COMBINE SOFTENED (NOT MELTED) BUTTER AND BOTH SUGARS WITH A WHISK ATTACHMENT IN A STAND MIXER OR A HAND MIXER. CREAM TOGETHER UNTIL FLUFFY, LIGHT, AND COMPLETELY COMBINED, SHOULD TAKE A COUPLE MINUTES TO ACHIEVE.
ADD IN THE EGG AND VANILLA WHILE SCRAPING DOWN THE SIDES OF THE MIXING BOWL, MIX UNTIL COMBINED.
POUR IN FLOUR, OATS, SALT, AND BAKING SODA. MIX SLOWLY UNTIL JUST COMBINED TOGETHER. TOSS IN CRUSH CADBURY EGGS AND MINI CHOCOLATE CHIPS. MIX TOGETHER UNTIL JUST INCORPORATED, TRY NOT TO OVER MIX.
MEASURE OUT 6 OUNCES OF COOKIE DOUGH (OR 1/3 CUP).
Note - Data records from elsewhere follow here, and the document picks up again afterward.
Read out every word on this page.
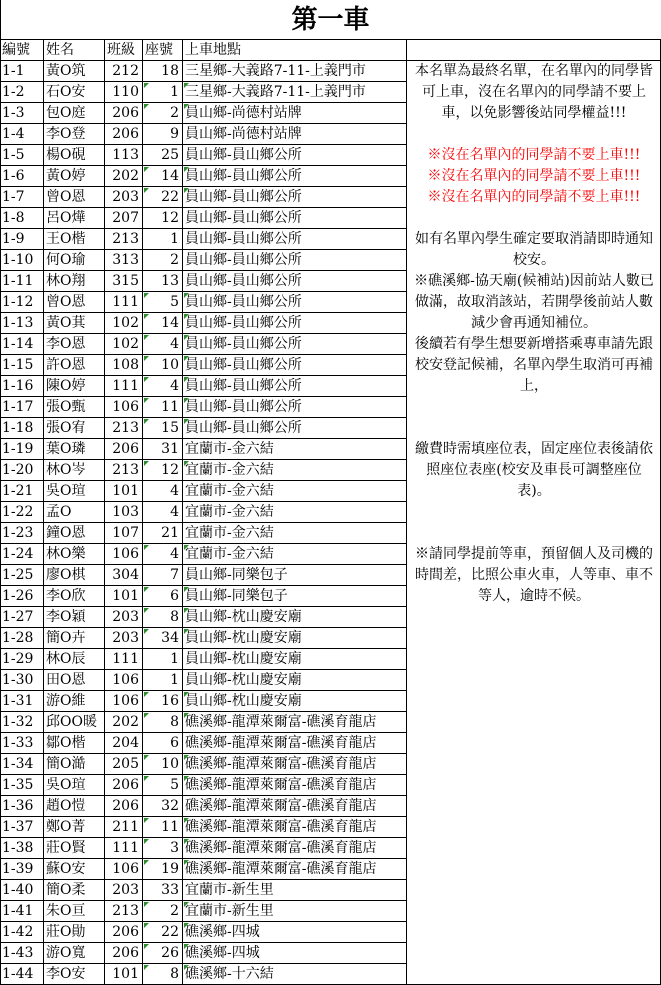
第一車
編號	姓名	班級 座號 上車地點
1-1	黃O筑	212	18 三星鄉-大義路7-11-上義門市
1-2	石O安	110	1 三星鄉-大義路7-11-上義門市
1-3	包O庭	206	2 員山鄉-尚德村站牌
1-4	李O登	206	9 員山鄉-尚德村站牌
1-5	楊O硯	113	25 員山鄉-員山鄉公所
1-6	黃O婷	202	14 員山鄉-員山鄉公所
1-7	曾O恩	203	22 員山鄉-員山鄉公所
1-8	呂O燁	207	12 員山鄉-員山鄉公所
1-9	王O楷	213	1 員山鄉-員山鄉公所
1-10 何O瑜	313	2 員山鄉-員山鄉公所
1-11 林O翔	315	13 員山鄉-員山鄉公所
1-12 曾O恩	111	5 員山鄉-員山鄉公所
1-13 黃O萁	102	14 員山鄉-員山鄉公所
1-14 李O恩	102	4 員山鄉-員山鄉公所
1-15 許O恩	108	10 員山鄉-員山鄉公所
1-16 陳O婷	111	4 員山鄉-員山鄉公所
1-17 張O甄	106	11 員山鄉-員山鄉公所
1-18 張O宥	213	15 員山鄉-員山鄉公所
1-19 葉O璘	206	31 宜蘭市-金六結
1-20 林O岑	213	12 宜蘭市-金六結
1-21 吳O瑄	101	4 宜蘭市-金六結
1-22 孟O	103	4 宜蘭市-金六結
1-23 鐘O恩	107	21 宜蘭市-金六結
1-24 林O樂	106	4 宜蘭市-金六結
1-25 廖O棋	304	7 員山鄉-同樂包子
1-26 李O欣	101	6 員山鄉-同樂包子
1-27 李O穎	203	8 員山鄉-枕山慶安廟
1-28 簡O卉	203	34 員山鄉-枕山慶安廟
1-29 林O辰	111	1 員山鄉-枕山慶安廟
1-30 田O恩	106	1 員山鄉-枕山慶安廟
1-31 游O維	106	16 員山鄉-枕山慶安廟
1-32 邱OO暖	202	8 礁溪鄉-龍潭萊爾富-礁溪育龍店
1-33 鄒O楷	204	6 礁溪鄉-龍潭萊爾富-礁溪育龍店
1-34 簡O澔	205	10 礁溪鄉-龍潭萊爾富-礁溪育龍店
1-35 吳O瑄	206	5 礁溪鄉-龍潭萊爾富-礁溪育龍店
1-36 趙O愷	206	32 礁溪鄉-龍潭萊爾富-礁溪育龍店
1-37 鄭O菁	211	11 礁溪鄉-龍潭萊爾富-礁溪育龍店
1-38 莊O賢	111	3 礁溪鄉-龍潭萊爾富-礁溪育龍店
1-39 蘇O安	106	19 礁溪鄉-龍潭萊爾富-礁溪育龍店
1-40 簡O柔	203	33 宜蘭市-新生里
1-41 朱O亘	213	2 宜蘭市-新生里
1-42 莊O勛	206	22 礁溪鄉-四城
1-43 游O寬	206	26 礁溪鄉-四城
1-44 李O安	101	8 礁溪鄉-十六結
本名單為最終名單，在名單內的同學皆可上車，沒在名單內的同學請不要上車，以免影響後站同學權益!!!
※沒在名單內的同學請不要上車!!!
※沒在名單內的同學請不要上車!!!
※沒在名單內的同學請不要上車!!!
如有名單內學生確定要取消請即時通知校安。
※礁溪鄉-協天廟(候補站)因前站人數已做滿，故取消該站，若開學後前站人數減少會再通知補位。
後續若有學生想要新增搭乘專車請先跟校安登記候補，名單內學生取消可再補上，
繳費時需填座位表，固定座位表後請依照座位表座(校安及車長可調整座位表)。
※請同學提前等車，預留個人及司機的時間差，比照公車火車，人等車、車不等人，逾時不候。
GATHER THE DOUGH INTO A TALL "BALL" SHAPE AND DON'T SMOOSH IT OR PACK IT TIGHTLY TOGETHER.
BAKE AT 350 F WITH JUST A FEW COOKIE DOUGH TALL BALLS ON EACH COOKIE SHEET FOR 15-18 MINUTES UNTIL EDGES ARE JUST GOLDEN BROWN.
REMOVE FROM THE OVEN AND LET THEM SIT AND COOL ON THE COOKIE SHEET FOR 20 MINUTES, THEY WILL KEEP COOKING HERE!